Em meio a investigações em curso envolvendo a empresa Petrobrás, recebemos, na última semana, informações sobre investigações no Conselho Administrativo de Recursos Fiscais (Carf), órgão do Ministério da Fazenda (MF), para apurar suposto esquema de pagamento de propina para obtenção de benefícios em processos tributários.

Segundo o Coordenador do Núcleo de Combate à Corrupção no Distrito Federal, o Procurador da República Frederico Paiva, um dos responsáveis pelo caso, “há fortes indícios de pagamentos para conselheiros, por meio de escritórios de consultorias contratados por grandes empresas interessadas em reduzir débitos tributários”.
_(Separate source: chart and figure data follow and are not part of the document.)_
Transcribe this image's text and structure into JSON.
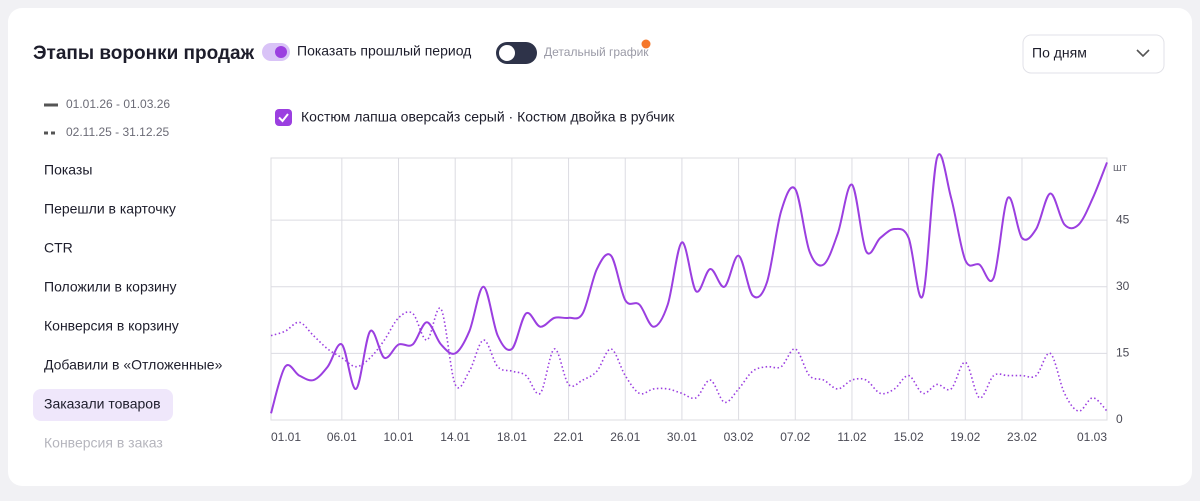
{
  "header": {
    "title": "Этапы воронки продаж",
    "toggle_prev": "Показать прошлый период",
    "toggle_detail": "Детальный график",
    "period_select": "По дням"
  },
  "product_filter": "Костюм лапша оверсайз серый · Костюм двойка в рубчик",
  "metrics": [
    "Показы",
    "Перешли в карточку",
    "CTR",
    "Положили в корзину",
    "Конверсия в корзину",
    "Добавили в «Отложенные»",
    "Заказали товаров",
    "Конверсия в заказ"
  ],
  "selected_metric": 6,
  "chart_data": {
    "type": "line",
    "y_label": "шт",
    "color": "#9b3fe0",
    "categories": [
      "01.01",
      null,
      null,
      null,
      null,
      "06.01",
      null,
      null,
      null,
      "10.01",
      null,
      null,
      null,
      "14.01",
      null,
      null,
      null,
      "18.01",
      null,
      null,
      null,
      "22.01",
      null,
      null,
      null,
      "26.01",
      null,
      null,
      null,
      "30.01",
      null,
      null,
      null,
      "03.02",
      null,
      null,
      null,
      "07.02",
      null,
      null,
      null,
      "11.02",
      null,
      null,
      null,
      "15.02",
      null,
      null,
      null,
      "19.02",
      null,
      null,
      null,
      "23.02",
      null,
      null,
      null,
      null,
      null,
      "01.03"
    ],
    "series": [
      {
        "name": "01.01.26 - 01.03.26",
        "style": "solid",
        "color": "#9b3fe0",
        "values": [
          1.5,
          12,
          10,
          9,
          12,
          17,
          7,
          20,
          14,
          17,
          17,
          22,
          17,
          15,
          20,
          30,
          19,
          16,
          24,
          21,
          23,
          23,
          24,
          34,
          37,
          27,
          26,
          21,
          26,
          40,
          29,
          34,
          30,
          37,
          28,
          31,
          47,
          52,
          38,
          35,
          42,
          53,
          38,
          41,
          43,
          41,
          28,
          59,
          50,
          36,
          35,
          32,
          50,
          41,
          43,
          51,
          44,
          44,
          50,
          58
        ]
      },
      {
        "name": "02.11.25 - 31.12.25",
        "style": "dotted",
        "color": "#9b3fe0",
        "values": [
          19,
          20,
          22,
          19,
          16,
          14,
          12,
          14,
          18,
          23,
          24,
          18,
          25,
          8,
          11,
          18,
          12,
          11,
          10,
          6,
          16,
          8,
          9,
          11,
          16,
          10,
          6,
          7,
          7,
          6,
          5,
          9,
          4,
          7,
          11,
          12,
          12,
          16,
          10,
          9,
          7,
          9,
          9,
          6,
          7,
          10,
          6,
          8,
          7,
          13,
          5,
          10,
          10,
          10,
          10,
          15,
          6,
          2,
          5,
          2
        ]
      }
    ],
    "ylim": [
      0,
      59
    ],
    "yticks": [
      0,
      15,
      30,
      45
    ],
    "grid": true
  }
}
O Carf é um órgão colegiado, paritário, que tem por função julgar, em segunda instância, recursos administrativos referentes a tributos administrados pela Receita Federal, estruturado em três seções de julgamento, especializadas por matéria, cada uma composta por quatro Câmaras, divididas em três turmas de julgamento, no total de 36 colegiados.

Cada turma é composta por seis membros, designados pelo Ministro da Fazenda, com mandato de três anos: três representantes da Fazenda Nacional (auditores-fiscais da Receita Federal) e três representantes dos contribuintes, indicados pelas Confederações Empresariais e pelas Centrais Sindicais, totalizando 216 conselheiros. O voto de desempate, quando ocorre, cabe ao presidente da Turma, que é auditor-fiscal da Receita Federal.

Dessa forma, com uma estrutura única no mundo, são julgados os recursos aos autos de infração que constituíram os créditos tributários, em ambiente propício a condutas, no mínimo, suspeitas. E se há fortes indícios de irregularidades, é preciso investigar, examinar a fundo a suposta existência de corrupção no órgão. A “Operação Zelotes”, desencadeada por investigações de uma força-tarefa formada por Receita Federal, Polícia Federal, Ministério Público Federal e Corregedoria do Ministério da Fazenda está apurando desvios, a partir de 2005, que podem chegar a R$ 19 bilhões de Reais.

À parte a garantia do amplo direito de defesa, está claro que é preciso repensar a estrutura do Carf, até mesmo avaliar sua extinção. A possibilidade de compra de votos para obter a extinção de débitos com o Fisco (em apenas nove casos, de 70 investigados, teriam sido desviados R$ 6 bilhões) subtrai recursos que pertencem à sociedade. E isso em nada favorece a promoção da justiça fiscal.